I was on ADT for eight years so eight months is not a lot to have to contend with. Wish you the best, hopefully you can get long term remission.
Hey Vircet,
I was diagnosed with Gleason 3+4, no Mets, cancer contained to prostate. I had the same SBRT as you. I was on Lupron for 12 months and testosterone
suppression lasted a total of approximately 15 months. My PSA was undetectable approximately three months after SBRT And remained so until approximately 24 months post treatment. current PSA 0.34 and stable times nine months. this perspective helps and best of luck to you, my friend.

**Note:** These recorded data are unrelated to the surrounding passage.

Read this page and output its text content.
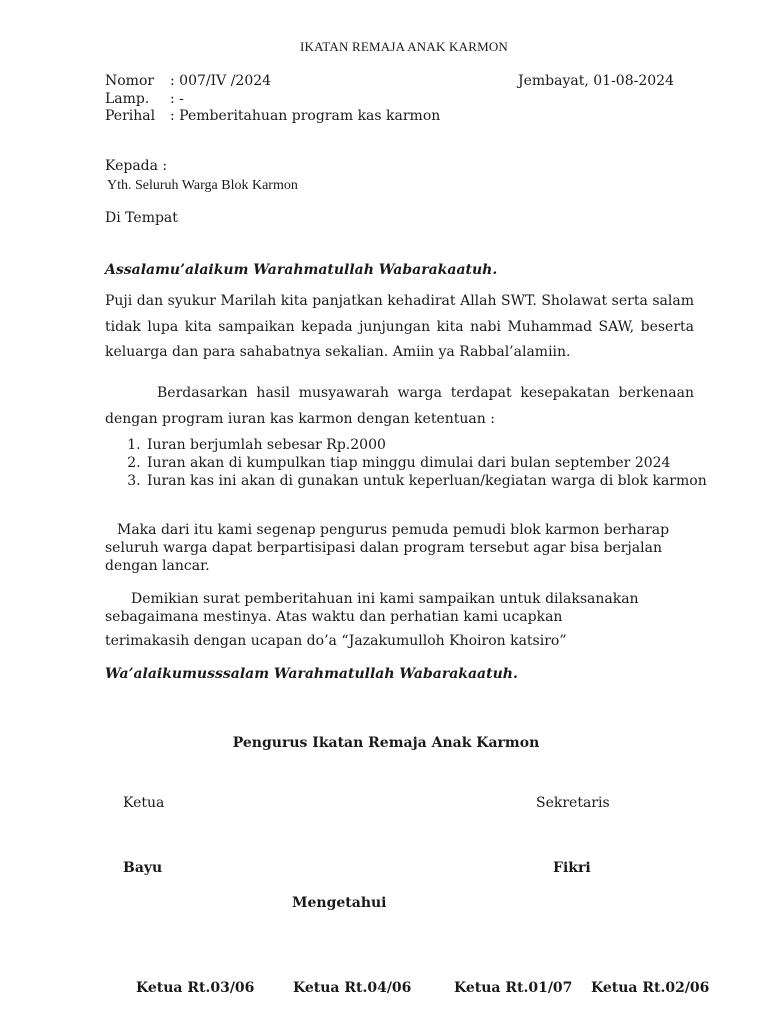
IKATAN REMAJA ANAK KARMON
Nomor : 007/IV /2024	Jembayat, 01-08-2024
Lamp. : -
Perihal : Pemberitahuan program kas karmon
Kepada :
Yth. Seluruh Warga Blok Karmon
Di Tempat
Assalamu’alaikum Warahmatullah Wabarakaatuh.
Puji dan syukur Marilah kita panjatkan kehadirat Allah SWT. Sholawat serta salam tidak lupa kita sampaikan kepada junjungan kita nabi Muhammad SAW, beserta keluarga dan para sahabatnya sekalian. Amiin ya Rabbal’alamiin.
Berdasarkan hasil musyawarah warga terdapat kesepakatan berkenaan dengan program iuran kas karmon dengan ketentuan :
1. Iuran berjumlah sebesar Rp.2000
2. Iuran akan di kumpulkan tiap minggu dimulai dari bulan september 2024
3. Iuran kas ini akan di gunakan untuk keperluan/kegiatan warga di blok karmon
Maka dari itu kami segenap pengurus pemuda pemudi blok karmon berharap seluruh warga dapat berpartisipasi dalan program tersebut agar bisa berjalan dengan lancar.
Demikian surat pemberitahuan ini kami sampaikan untuk dilaksanakan sebagaimana mestinya. Atas waktu dan perhatian kami ucapkan
terimakasih dengan ucapan do’a “Jazakumulloh Khoiron katsiro”
Wa’alaikumusssalam Warahmatullah Wabarakaatuh.
Pengurus Ikatan Remaja Anak Karmon
Ketua	Sekretaris
Bayu	Fikri
Mengetahui
Ketua Rt.03/06	Ketua Rt.04/06	Ketua Rt.01/07 Ketua Rt.02/06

Yes, six months total here with Gleason 8.
Hey @vircet
I was Gleason 3+4 and my team had me on ADT (orgovyx) for 2 long years,
I had the surgery 9/21
then a recurrence 1/22 (.039)
ADT starts and IMRT salvage radiation 6/22
Orgovyx till 6/24
Hi @web265 How was (were) your follow up PSA test(s) after 6/24? I will have my 1st post-radiation PSA test in July, and then every 4 months after before my oncologist will advice if I can be off ADT. Thanks for your feedback,
@web265 I saw your reply in the other discussion topic (re: who is a good candidate for ADT holiday), therefore you don't have to repeat yourself here. I'm happy for you that your follow up PSA nos. are so low, they are considered undetectable. I am hopeful that in a year or two, I will also be off Orgovyx.